Okay, the model actually selects 35 nba all-stars here… Not quite what we want as it’s obviously 100% in its predictions but it’s misclassifying a good 20 guys. Maybe we can tweak the threshold of what we consider all-NBA in the GBM’s probability results to see if we can bring the number of players classified down to 15 or so.

In [194]:
%%R -o thresholds -o allNbaCount

# Create counter to increment our list storing results
allNbaCount = NULL

# Create list of probability thresholds to test
thresholds = seq(0.05, 0.95, 0.05)

# Iterate through all the values of thresholds to find the number of all-NBA players classified at each step
for (threshold in thresholds) {
    # Try threshold
    gbModelPredTable = table(ifelse(gbModelProb >= threshold, 'All-NBA', 'Not All-NBA'))
    
    # Grab resulting number of all-NBA classifications
    allNbaCount = c(allNbaCount, as.numeric(gbModelPredTable[names(gbModelPredTable) == 'All-NBA']))
}
In [195]:
# Plot
pd.DataFrame({
    'thresholds': thresholds,
    'all_nba_count': allNbaCount
}).plot(
    x = 'thresholds',
    y = 'all_nba_count',
    kind = 'line'
)
all_nba_predict_30_9
Out[195]:
<matplotlib.axes._subplots.AxesSubplot at 0xc698e10>

At about a 0.73 threshold, we get 15 players, let’s see who these guys are.

In [198]:
%%R -o playerAggDfAllNbaAllStarTestWithPred

# Generate predictions with new threshold
gbModelPred = ifelse(gbModelProb >= 0.73, 'All-NBA', 'Not All-NBA')
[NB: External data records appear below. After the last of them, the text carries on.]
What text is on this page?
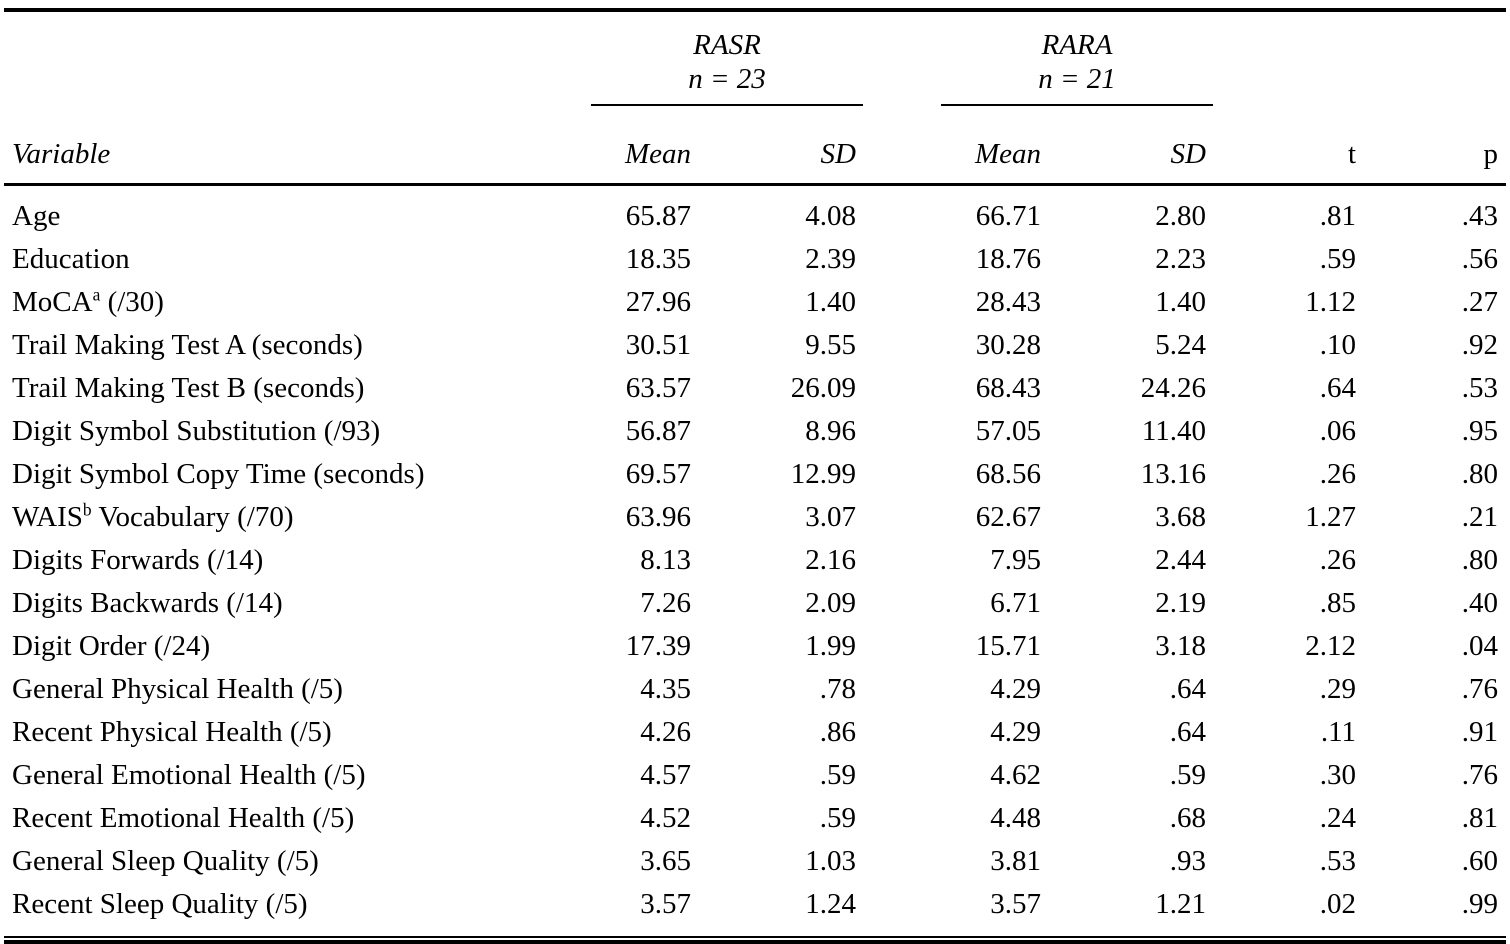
RASR
n = 23

RARA
n = 21

Variable	Mean	SD	Mean	SD	t	p
Age	65.87	4.08	66.71	2.80	.81	.43
Education	18.35	2.39	18.76	2.23	.59	.56
MoCA$^a$ (/30)	27.96	1.40	28.43	1.40	1.12	.27
Trail Making Test A (seconds)	30.51	9.55	30.28	5.24	.10	.92
Trail Making Test B (seconds)	63.57	26.09	68.43	24.26	.64	.53
Digit Symbol Substitution (/93)	56.87	8.96	57.05	11.40	.06	.95
Digit Symbol Copy Time (seconds)	69.57	12.99	68.56	13.16	.26	.80
WAIS$^b$ Vocabulary (/70)	63.96	3.07	62.67	3.68	1.27	.21
Digits Forwards (/14)	8.13	2.16	7.95	2.44	.26	.80
Digits Backwards (/14)	7.26	2.09	6.71	2.19	.85	.40
Digit Order (/24)	17.39	1.99	15.71	3.18	2.12	.04
General Physical Health (/5)	4.35	.78	4.29	.64	.29	.76
Recent Physical Health (/5)	4.26	.86	4.29	.64	.11	.91
General Emotional Health (/5)	4.57	.59	4.62	.59	.30	.76
Recent Emotional Health (/5)	4.52	.59	4.48	.68	.24	.81
General Sleep Quality (/5)	3.65	1.03	3.81	.93	.53	.60
Recent Sleep Quality (/5)	3.57	1.24	3.57	1.21	.02	.99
# Take only the columns we want to see
playerAggDfAllNbaAllStarTestWithPred = cbind(playerAggDfAllNbaAllStarTestHeaderCols, playerAggDfAllNbaAllStarTest[,c('advancedStats_WS', 'accolades_all_nba')])
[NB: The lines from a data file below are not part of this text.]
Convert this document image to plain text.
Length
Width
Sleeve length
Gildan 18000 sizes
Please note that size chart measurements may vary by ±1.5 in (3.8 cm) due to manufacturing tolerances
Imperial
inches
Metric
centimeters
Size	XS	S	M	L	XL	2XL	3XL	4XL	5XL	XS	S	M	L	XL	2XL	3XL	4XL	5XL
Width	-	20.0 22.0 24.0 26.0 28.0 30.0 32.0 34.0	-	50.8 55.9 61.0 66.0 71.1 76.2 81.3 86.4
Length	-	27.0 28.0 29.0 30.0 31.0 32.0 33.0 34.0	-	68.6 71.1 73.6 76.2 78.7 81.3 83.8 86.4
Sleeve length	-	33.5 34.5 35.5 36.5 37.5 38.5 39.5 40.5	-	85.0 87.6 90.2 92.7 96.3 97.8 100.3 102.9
# Let's append the results to the test data frame and change the 'All-NBA' values to a 1, so we can add how many classifiers voted for a player to be all-NBA ('Not All-NBA' becomes 0)
playerAggDfAllNbaAllStarTestWithPred['gbm_pred'] = gbModelPred
In [199]:
# Sort the table based on our prediction, so we can see who got all-NBA votes
playerAggDfAllNbaAllStarTestWithPred.sort_values('gbm_pred', ascending = True, inplace = True)

# Check results
playerAggDfAllNbaAllStarTestWithPred.head(30)
Out[199]:
season_start_year perGameStats_Player perGameStats_Pos advancedStats_WS accolades_all_nba gbm_pred
13192 2016 John Wall PG 8.8 All-NBA All-NBA
12858 2016 Jimmy Butler SF 13.8 All-NBA All-NBA
12939 2016 Rudy Gobert C 14.3 All-NBA All-NBA
13037 2016 Kawhi Leonard SF 13.6 All-NBA All-NBA
13197 2016 Russell Westbrook PG 13.1 All-NBA All-NBA
12886 2016 Stephen Curry PG 12.6 All-NBA All-NBA
13200 2016 Hassan Whiteside C 9.5 Not All-NBA All-NBA
12888 2016 Anthony Davis C 11.0 All-NBA All-NBA
12878 2016 DeMarcus Cousins C 7.6 Not All-NBA All-NBA
13176 2016 Karl-Anthony Towns C 12.7 Not All-NBA All-NBA
12998 2016 LeBron James SF 12.9 All-NBA All-NBA
12811 2016 Giannis Antetokounmpo SF 12.4 All-NBA All-NBA
12954 2016 James Harden PG 15.0 All-NBA All-NBA
12907 2016 Kevin Durant SF 12.0 All-NBA All-NBA
13168 2016 Isaiah Thomas PG 12.6 All-NBA All-NBA
12964 2016 Gordon Hayward SF 10.4 Not All-NBA All-NBA
13077 2016 Marcus Morris SF 3.9 Not All-NBA Not All-NBA
13086 2016 Mike Muscala C 3.4 Not All-NBA Not All-NBA
13085 2016 Jamal Murray SG 1.4 Not All-NBA Not All-NBA
13084 2016 Shabazz Muhammad SF 2.7 Not All-NBA Not All-NBA
13070 2016 Khris Middleton SF 1.6 Not All-NBA Not All-NBA
13071 2016 C.J. Miles SF 4.0 Not All-NBA Not All-NBA
13083 2016 Emmanuel Mudiay PG 0.2 Not All-NBA Not All-NBA
13072 2016 Patty Mills PG 5.1 Not All-NBA Not All-NBA
13082 2016 Timofey Mozgov C 1.1 Not All-NBA Not All-NBA
13081 2016 Donatas Motiejunas PF 0.2 Not All-NBA Not All-NBA
13080 2016 Anthony Morrow SG 0.9 Not All-NBA Not All-NBA
13079 2016 Anthony Morrow SG 1.2 Not All-NBA Not All-NBA
13073 2016 Paul Millsap PF 6.4 Not All-NBA Not All-NBA
13078 2016 Markieff Morris PF 4.1 Not All-NBA Not All-NBA

We see here that we get 15 players, but they are not distributed as they should be in terms of the number of G / F / C’s. I’m going to ease up on the threshold a bit to get like 20-25 players, then I will build the team.

In [209]:
%%R -o playerAggDfAllNbaAllStarTestWithPred

# Generate predictions with new threshold
gbModelPred = ifelse(gbModelProb >= 0.64, 'All-NBA', 'Not All-NBA')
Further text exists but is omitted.